We go to work on the bottom $\Delta$ (an arbitrary choice). Very carefully label the resistors and nodes. To get the right answers from the transformation equations, it is critical to keep the resistor names and node names straight. $Rc$ must connect between nodes $x$ and $y$, and so on for the other resistors. Refer to Diagram 1 above for the labeling convention.
When we perform the transform on the lower $\Delta$, the black $\Delta$ resistors will be replaced by the new gray $\text Y$ resistors, like this:
Perform the transform yourself before looking at the answer. Check that you select the right set of equations.
Compute three new resistor values to convert the $\Delta$ to a $\text Y$, and draw the complete circuit.

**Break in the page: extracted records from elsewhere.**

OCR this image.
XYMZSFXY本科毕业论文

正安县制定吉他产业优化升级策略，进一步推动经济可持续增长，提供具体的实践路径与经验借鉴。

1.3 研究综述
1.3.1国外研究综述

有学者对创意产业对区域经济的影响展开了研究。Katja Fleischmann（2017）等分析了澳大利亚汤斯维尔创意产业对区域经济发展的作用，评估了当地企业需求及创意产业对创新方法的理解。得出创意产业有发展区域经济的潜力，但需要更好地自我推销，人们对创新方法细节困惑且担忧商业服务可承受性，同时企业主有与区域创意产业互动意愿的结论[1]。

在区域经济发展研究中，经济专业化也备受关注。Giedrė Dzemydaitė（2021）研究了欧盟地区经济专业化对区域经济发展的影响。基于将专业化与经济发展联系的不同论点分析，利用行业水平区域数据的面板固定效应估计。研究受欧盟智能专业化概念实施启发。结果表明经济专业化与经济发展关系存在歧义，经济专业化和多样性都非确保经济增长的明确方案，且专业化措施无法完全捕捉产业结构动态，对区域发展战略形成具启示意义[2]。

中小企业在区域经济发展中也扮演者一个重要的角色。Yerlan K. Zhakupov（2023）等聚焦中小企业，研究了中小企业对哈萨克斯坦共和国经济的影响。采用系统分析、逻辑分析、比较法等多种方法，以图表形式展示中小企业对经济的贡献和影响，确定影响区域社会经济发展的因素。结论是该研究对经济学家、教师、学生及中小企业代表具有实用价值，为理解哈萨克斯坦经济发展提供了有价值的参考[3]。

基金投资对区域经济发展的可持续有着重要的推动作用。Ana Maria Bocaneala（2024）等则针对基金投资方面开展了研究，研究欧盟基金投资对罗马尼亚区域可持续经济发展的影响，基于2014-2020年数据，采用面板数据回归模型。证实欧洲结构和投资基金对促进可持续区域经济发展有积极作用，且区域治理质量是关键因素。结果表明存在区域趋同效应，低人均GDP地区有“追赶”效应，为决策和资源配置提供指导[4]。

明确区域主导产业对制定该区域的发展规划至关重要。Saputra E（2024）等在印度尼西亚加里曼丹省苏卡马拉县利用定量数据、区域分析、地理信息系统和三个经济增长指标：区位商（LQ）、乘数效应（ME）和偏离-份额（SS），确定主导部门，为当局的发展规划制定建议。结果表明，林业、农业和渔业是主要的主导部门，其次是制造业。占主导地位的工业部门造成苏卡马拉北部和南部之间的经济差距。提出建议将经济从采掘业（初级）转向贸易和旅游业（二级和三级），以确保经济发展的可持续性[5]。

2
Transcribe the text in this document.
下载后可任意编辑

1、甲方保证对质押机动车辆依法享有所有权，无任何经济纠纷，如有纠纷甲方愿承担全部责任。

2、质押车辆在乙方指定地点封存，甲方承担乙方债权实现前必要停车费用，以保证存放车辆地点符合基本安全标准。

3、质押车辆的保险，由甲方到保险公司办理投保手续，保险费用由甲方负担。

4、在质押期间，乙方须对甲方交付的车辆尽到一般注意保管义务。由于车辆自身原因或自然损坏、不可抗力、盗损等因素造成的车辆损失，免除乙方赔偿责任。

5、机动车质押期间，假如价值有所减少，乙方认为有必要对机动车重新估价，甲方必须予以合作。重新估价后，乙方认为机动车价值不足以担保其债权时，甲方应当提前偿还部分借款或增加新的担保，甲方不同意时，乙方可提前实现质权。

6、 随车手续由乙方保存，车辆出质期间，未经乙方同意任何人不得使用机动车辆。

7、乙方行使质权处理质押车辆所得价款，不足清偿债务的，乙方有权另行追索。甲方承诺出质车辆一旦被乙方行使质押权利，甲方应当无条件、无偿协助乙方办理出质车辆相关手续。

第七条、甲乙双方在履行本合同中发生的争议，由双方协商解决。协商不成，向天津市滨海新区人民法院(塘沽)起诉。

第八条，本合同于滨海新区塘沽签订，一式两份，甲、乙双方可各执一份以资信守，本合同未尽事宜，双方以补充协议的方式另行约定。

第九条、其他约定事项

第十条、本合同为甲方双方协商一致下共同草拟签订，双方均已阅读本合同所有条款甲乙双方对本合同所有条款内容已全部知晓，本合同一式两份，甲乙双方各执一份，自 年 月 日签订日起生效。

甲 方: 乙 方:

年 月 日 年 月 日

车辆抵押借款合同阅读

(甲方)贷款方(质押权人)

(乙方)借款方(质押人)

Apply the transformation equations for $\Delta \rightarrow \text Y$.
$R1 = \dfrac{Rb\,Rc}{Ra + Rb + Rc} = \dfrac{5\cdot 3}{4 + 5 + 3} = \dfrac{15}{12}= 1.25\,\Omega$
$R2 = \dfrac{Ra\,Rc}{Ra + Rb + Rc} = \dfrac{4\cdot 3}{4 + 5 + 3} = \dfrac{12}{12}= 1\,\Omega$
$R3 = \dfrac{Ra\,Rb}{Ra + Rb + Rc}= \dfrac{4\cdot 5}{4 + 5 + 3} = \dfrac{20}{12}= 1.66\,\Omega$
Derive an equivalent $\text Y$ network by substituting the $\Delta$ resistors. Make sure the $\text Y$ resistor names connect between the proper node names. Refer to Diagram 1 above for the labeling convention.
And voilà! Check out our circuit. It now has series and parallel resistors where it had none before. Continue simplification with series and parallel combinations until we get down to a single resistor between the terminals. Redraw the schematic again to square up the symbols into a familiar style.
We proceed through the remaining simplification steps just as we did before in the article on Resistor Network Simplification.
On the left branch, $3.125 + 1.25 = 4.375 \,\Omega$
On the right branch, $4 + 1 = 5\,\Omega$
The two parallel resistors combine as $4.375\,||\, 5 = \dfrac{4.375 \cdot 5}{4.375 + 5} = 2.33\,\Omega$
And we finish by adding the last two series resistors together,
$R_{equivalent} = 2.33 + 1.66 = 4\,\Omega$

## Summary

$\Delta - \text Y$ transformations are another tool in your bag of tricks for simplifying circuits prior to detailed analysis.
Don't memorize the transformation equations. If the need arises, you can look them up.